The disclosures, based on intelligence data leaked by the US whistleblower Edward Snowden, follow reports that British intelligence installs secret software to spy on selected companies and revelations earlier this month by The Independent that GCHQ operates a listening post on the roof of the UK’s Berlin embassy.

Der Spiegel said that GCHQ used “Royal Concierge” to spy on the booking arrangements of the hotels involved in order to gain information about the travel plans of diplomats and government delegations. It said the system was used to “prepare” their hotel rooms for more detailed surveillance.

The magazine said the information gained enabled the GCHQ’s so-called “technical departments” to bug the telephones and computers used by diplomats in their hotel rooms. It said “Royal Concierge” was also used to prepare the ground for the setting up of the GCHQ’s so-called “Humint Operations” – an abbreviation for “Human Intelligence” surveillance involving the deployment of agents to spy on diplomats.

Der Spiegel did not say which hotels were targeted. Contacted by the magazine, a spokesman for GCHQ said he could “neither confirm nor deny” Der Spiegel’s report.

The disclosures are the latest in a series of embarrassing revelations about the covert activities of GCHQ and its US counterpart, the National Security Agency, leaked to the media by fugitive whistleblower Edward Snowden.

The intelligence leaks have revealed the existence of the GCHQ/NSA “Tempora” spying operation involving the mass surveillance of Internet, phone and email traffic which crosses the Atlantic through undersea fibre-optic cables. The British government has claimed to have had no knowledge of the programme.
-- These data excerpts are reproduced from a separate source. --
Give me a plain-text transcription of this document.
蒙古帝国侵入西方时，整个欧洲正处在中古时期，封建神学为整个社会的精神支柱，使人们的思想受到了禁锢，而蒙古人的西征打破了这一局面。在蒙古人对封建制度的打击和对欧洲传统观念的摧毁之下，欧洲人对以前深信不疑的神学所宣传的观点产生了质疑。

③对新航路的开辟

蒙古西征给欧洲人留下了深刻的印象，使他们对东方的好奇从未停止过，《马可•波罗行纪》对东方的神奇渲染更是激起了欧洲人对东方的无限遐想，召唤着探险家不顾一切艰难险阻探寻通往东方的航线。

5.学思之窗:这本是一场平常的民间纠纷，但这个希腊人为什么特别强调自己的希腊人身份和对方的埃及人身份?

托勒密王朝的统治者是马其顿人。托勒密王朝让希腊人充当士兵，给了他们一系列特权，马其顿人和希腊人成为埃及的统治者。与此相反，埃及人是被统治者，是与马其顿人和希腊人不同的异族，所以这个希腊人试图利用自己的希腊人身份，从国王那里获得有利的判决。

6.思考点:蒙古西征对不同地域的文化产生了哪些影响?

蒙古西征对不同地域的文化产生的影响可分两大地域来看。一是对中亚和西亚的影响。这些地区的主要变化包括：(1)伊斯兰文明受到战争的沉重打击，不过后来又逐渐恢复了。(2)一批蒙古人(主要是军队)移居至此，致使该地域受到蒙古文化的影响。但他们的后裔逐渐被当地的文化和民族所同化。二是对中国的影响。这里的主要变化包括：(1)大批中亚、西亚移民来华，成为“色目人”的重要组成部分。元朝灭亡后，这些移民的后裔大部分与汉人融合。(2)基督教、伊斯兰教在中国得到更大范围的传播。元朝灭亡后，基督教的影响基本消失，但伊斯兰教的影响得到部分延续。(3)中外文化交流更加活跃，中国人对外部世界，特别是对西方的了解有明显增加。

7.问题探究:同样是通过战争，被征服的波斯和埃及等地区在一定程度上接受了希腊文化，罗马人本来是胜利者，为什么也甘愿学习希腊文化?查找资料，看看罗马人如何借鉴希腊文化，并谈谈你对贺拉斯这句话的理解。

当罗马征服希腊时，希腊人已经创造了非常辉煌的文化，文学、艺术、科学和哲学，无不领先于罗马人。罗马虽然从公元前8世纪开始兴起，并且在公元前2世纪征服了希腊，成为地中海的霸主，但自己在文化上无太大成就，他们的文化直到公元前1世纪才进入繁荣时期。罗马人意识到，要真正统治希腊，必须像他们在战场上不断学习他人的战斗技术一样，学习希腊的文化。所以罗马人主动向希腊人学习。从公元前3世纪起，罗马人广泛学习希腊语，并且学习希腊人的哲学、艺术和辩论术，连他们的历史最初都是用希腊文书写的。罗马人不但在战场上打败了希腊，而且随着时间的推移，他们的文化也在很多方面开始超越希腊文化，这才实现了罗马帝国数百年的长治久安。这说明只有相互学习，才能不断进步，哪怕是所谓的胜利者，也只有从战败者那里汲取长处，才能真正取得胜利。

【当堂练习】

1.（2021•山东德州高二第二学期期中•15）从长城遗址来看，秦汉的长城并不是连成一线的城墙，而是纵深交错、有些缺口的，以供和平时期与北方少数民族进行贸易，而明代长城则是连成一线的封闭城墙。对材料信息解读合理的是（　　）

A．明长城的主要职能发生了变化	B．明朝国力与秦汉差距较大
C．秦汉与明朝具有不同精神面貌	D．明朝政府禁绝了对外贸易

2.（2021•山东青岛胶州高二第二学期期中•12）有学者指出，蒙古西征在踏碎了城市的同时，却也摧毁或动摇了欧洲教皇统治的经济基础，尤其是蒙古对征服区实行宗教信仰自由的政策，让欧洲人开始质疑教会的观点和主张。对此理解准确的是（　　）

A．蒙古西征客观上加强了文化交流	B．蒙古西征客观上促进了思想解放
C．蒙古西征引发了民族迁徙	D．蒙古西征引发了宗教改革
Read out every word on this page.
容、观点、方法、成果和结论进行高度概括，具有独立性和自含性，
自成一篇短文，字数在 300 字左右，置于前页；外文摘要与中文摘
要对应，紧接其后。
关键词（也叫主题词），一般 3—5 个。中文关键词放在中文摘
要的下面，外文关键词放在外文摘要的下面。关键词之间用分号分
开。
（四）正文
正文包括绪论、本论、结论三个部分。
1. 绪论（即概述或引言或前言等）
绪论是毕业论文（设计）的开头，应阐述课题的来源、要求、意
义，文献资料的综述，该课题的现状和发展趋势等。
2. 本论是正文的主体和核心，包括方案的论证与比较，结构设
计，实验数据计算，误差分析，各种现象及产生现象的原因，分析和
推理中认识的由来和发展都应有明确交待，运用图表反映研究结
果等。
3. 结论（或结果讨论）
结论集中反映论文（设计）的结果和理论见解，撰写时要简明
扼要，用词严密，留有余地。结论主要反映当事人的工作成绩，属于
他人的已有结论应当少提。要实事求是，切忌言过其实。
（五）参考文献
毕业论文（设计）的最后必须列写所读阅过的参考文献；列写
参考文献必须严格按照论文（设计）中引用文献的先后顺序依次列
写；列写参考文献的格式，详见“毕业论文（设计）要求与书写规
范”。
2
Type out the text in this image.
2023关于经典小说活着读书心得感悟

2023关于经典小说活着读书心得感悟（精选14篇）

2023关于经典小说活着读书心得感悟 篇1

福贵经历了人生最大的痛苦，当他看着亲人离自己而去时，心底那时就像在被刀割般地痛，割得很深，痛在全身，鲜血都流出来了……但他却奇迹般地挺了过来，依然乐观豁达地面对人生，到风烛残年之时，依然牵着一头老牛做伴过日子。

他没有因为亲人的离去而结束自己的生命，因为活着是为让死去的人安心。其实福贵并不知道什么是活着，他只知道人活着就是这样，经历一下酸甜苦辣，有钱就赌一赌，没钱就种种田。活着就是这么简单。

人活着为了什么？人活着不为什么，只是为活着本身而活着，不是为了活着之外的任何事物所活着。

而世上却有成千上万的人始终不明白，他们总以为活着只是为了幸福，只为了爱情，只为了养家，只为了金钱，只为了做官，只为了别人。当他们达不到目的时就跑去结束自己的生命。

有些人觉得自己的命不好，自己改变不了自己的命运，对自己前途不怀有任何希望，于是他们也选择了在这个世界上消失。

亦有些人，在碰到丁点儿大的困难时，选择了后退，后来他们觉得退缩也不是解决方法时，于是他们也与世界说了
Disclosures published by Der Spiegel last week said that GCHQ used doctored websites including those from the business network LinkedIn to install surveillance software on the computers of unwitting companies and individuals.

The system was said to be codenamed “Quantum Insert”. One of the targeted companies was identified as the part-state-owned Belgian telecommunications firm Belgacom. Another was a concern named Mach, which is used by several mobile phone companies to coordinate international roaming traffic.

In Germany, disclosures that the NSA used an embassy listening post to bug Chancellor Angela Merkel’s mobile phone were followed a fortnight ago by an investigation by The Independent which revealed that GCHQ runs a similar listening post.

German MPs have said they are outraged that US and British intelligence spies on the politicians of a country which is their key European ally. They have called for the setting up of no-spying agreements between Washington, London and Berlin.

Germany’s two main political parties announced yesterday that they had agreed to set up a cyber security centre to establish how networks could be better protected from invasive surveillance.